PHL among infra-challenged countries–ADB
POOR infrastructure continues to hinder the Philippines from maximizing its manufacturing potential, according to the Asian Development Bank (ADB).
In an Asian Development Blog, ADB Vice President Bambang Susantono said improving infrastructure facilities will help boost investments and allow the country to increase its participation in global value chains (GVCs).
Data from the Philippine Statistics Authority (PSA) showed the country’s manufacturing output contracted 9.3 percent in August 2019, the ninth consecutive month of decline.
“The region’s economies need to undertake important structural reforms to enhance the business environment. Investing in quality infrastructure, facilitating access to finance, boosting labor quality, and promoting innovation are all important policy areas to make the economies more efficient, productive, and competitive,” Susantono said.
Susantono cited data from the World Economic Forum’s Global Competitiveness Report 2017–2018 showing the Philippines among the infrastructure-challenged countries.
The list includes Cambodia, Indonesia, the Lao People’s Democratic Republic, Malaysia and Vietnam.
Inadequate infrastructure, Susantono said, also limits the access of businesses to finance and financial services, and blocks efforts to remove excessive and unnecessary regulations in product, labor and financial markets.
“Poor infrastructure connectivity hinders a country’s competitiveness globally. Limited access to finance and financial services also creates a problem for most firms, particularly small- and medium-sized enterprises,” Susantono said.
Countries in the region, including the Philippines, Susantono said, could benefit greatly from becoming part of GVCs. These are “networks of production across different countries that share different stages of the production process through trade.”
Susantono quoted the Organisation for Economic Co-operation and Development (OECD) as saying about 70 percent of international trade involves GVCs.

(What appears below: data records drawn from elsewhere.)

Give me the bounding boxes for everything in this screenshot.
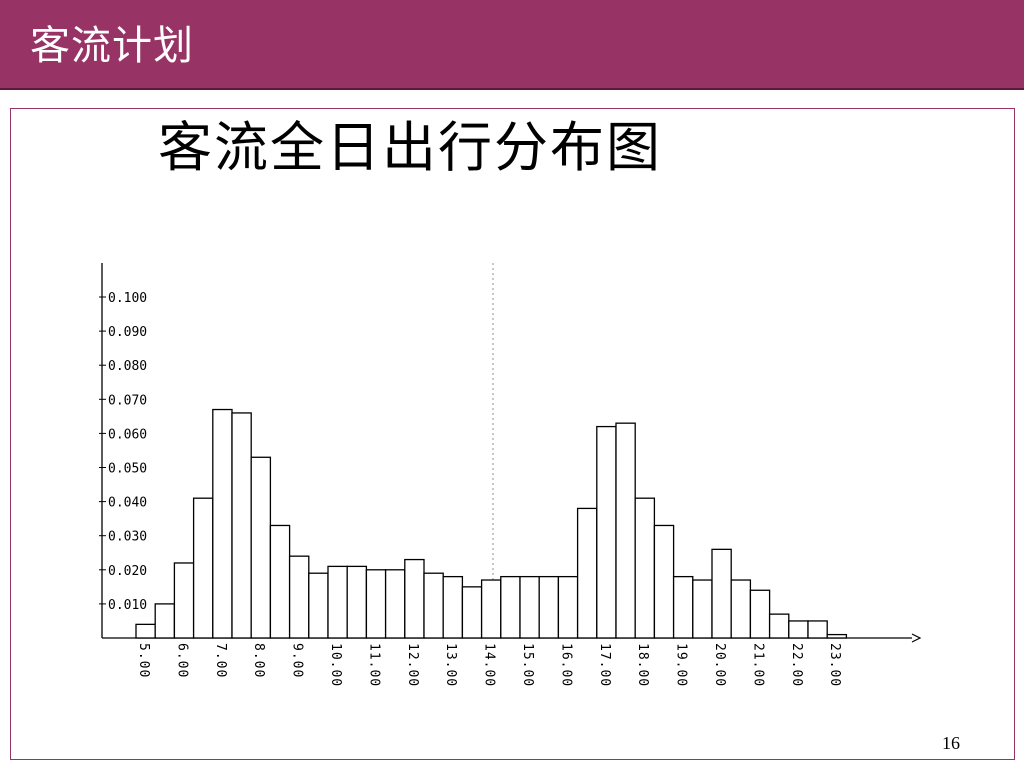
histogram-bar [480,579,502,639]
histogram-bar [615,422,636,639]
histogram-bar [231,412,252,639]
histogram-bar [308,572,329,639]
histogram-bar [730,579,752,639]
y-tick-label: 0.080 [108,359,147,374]
x-tick-label: 7.00 [213,643,228,678]
histogram-chart: 0.100 0.090 0.080 0.070 0.060 0.050 0.040 0.030… [99,263,922,687]
histogram-bar [154,603,176,639]
x-axis-arrow [911,633,922,643]
y-tick-label: 0.060 [108,427,147,442]
histogram-bar [788,620,809,639]
page-number: 16 [942,733,960,753]
x-tick-label: 10.00 [328,643,343,687]
histogram-bar [500,575,521,639]
chart-title: 客流全日出行分布图 [158,116,662,179]
histogram-bar [346,565,368,639]
histogram-bar [711,548,732,639]
histogram-bar [173,562,195,639]
y-tick-label: 0.050 [108,462,147,477]
x-tick-label: 19.00 [674,643,689,687]
histogram-bar [442,575,464,639]
x-tick-label: 15.00 [520,643,535,687]
histogram-bar [250,456,272,639]
x-tick-label: 17.00 [597,643,612,687]
x-tick-label: 23.00 [827,643,842,687]
histogram-bar [634,497,656,639]
histogram-bar [135,623,156,639]
y-tick-label: 0.020 [108,564,147,579]
histogram-bar [192,497,214,639]
slide-header: 客流计划 [0,0,1024,90]
x-tick-label: 11.00 [366,643,381,687]
histogram-bar [653,524,675,639]
histogram-bar [365,569,387,639]
y-tick-label: 0.100 [108,291,147,306]
x-tick-label: 21.00 [750,643,765,687]
y-tick-label: 0.010 [108,598,147,613]
y-tick-label: 0.030 [108,530,147,545]
histogram-bar [596,425,617,639]
content-frame [10,108,1015,760]
histogram-bar [327,565,348,639]
histogram-bar [269,524,291,639]
x-tick-label: 9.00 [290,643,305,678]
x-tick-label: 13.00 [443,643,458,687]
histogram-bar [212,408,233,639]
histogram-bar [404,558,425,639]
x-tick-label: 6.00 [174,643,189,678]
histogram-bar [557,575,579,639]
histogram-bar [826,633,848,639]
slide-title: 客流计划 [30,23,194,69]
histogram-bar [749,589,771,639]
histogram-bar [576,507,598,639]
histogram-bar [423,572,444,639]
y-tick-label: 0.040 [108,496,147,511]
x-tick-label: 14.00 [482,643,497,687]
x-tick-label: 12.00 [405,643,420,687]
x-tick-label: 18.00 [635,643,650,687]
x-tick-label: 16.00 [558,643,573,687]
histogram-bar [672,575,694,639]
histogram-bar [461,586,483,639]
histogram-bar [692,579,713,639]
histogram-bar [288,555,310,639]
y-tick-label: 0.090 [108,325,147,340]
x-tick-label: 8.00 [251,643,266,678]
histogram-bar [538,575,560,639]
histogram-bar [768,613,790,639]
histogram-bar [384,569,406,639]
x-tick-label: 5.00 [136,643,151,678]
histogram-bar [807,620,828,639]
histogram-bar [519,575,540,639]
x-tick-label: 20.00 [712,643,727,687]
y-tick-label: 0.070 [108,393,147,408]
x-tick-label: 22.00 [789,643,804,687]
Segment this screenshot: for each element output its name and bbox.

If countries are latched on to GVCs, the manufacturing sector would be able to play a bigger role in economic growth and job creation.
Other benefits include access to better technologies, greater participation of women in the workforce, and higher wages due to interactions with better labor standards at international companies.
Recently, a study conducted by the National Economic and Development Authority (Neda) showed the gender gap in the Labor Force Participation Rate (LFPR) remains at 30 percent, the widest in the region.
PSA data in March also showed nearly 11 million Filipinas have stopped looking for jobs in January as they were forced to just stay in the house and carry out domestic duties.
In a 2016 study, the World Bank said the growth of Filipino’s real wages have been flat since 2000. This despite an average growth of 3.4 percent in labor productivity between 2004 and 2014.
“The expected benefits of global value chains have spurred infrastructure development, facilitating trade between companies serving these manufacturing pipelines. They have also incentivized governments to focus investments on science, technology and engineering education. These initiatives have long-term positive impacts on society, not just on companies and exporters,” Susantono said.
Based on the PSA’s Monthly Integrated Survey of Selected Industries for August 2019, the Volume of Production Index (VoPI) contracted to 9.3 percent in August 2019.
In the same month of the previous year, VoPI posted an annual growth rate of 3.1 percent.
The data also showed that the deepest contraction in factory output was observed in April when the VoPI contracted 13.7 percent followed by June with a contraction of 9.4 percent.
The decline in August was largely due to the declines in petroleum products which contracted 59 percent.
This was followed by furniture and fixtures which contracted 43.4 percent); transport equipment, 19 percent; miscellaneous manufactures, 17.7 percent; and electrical machinery, 11.1 percent.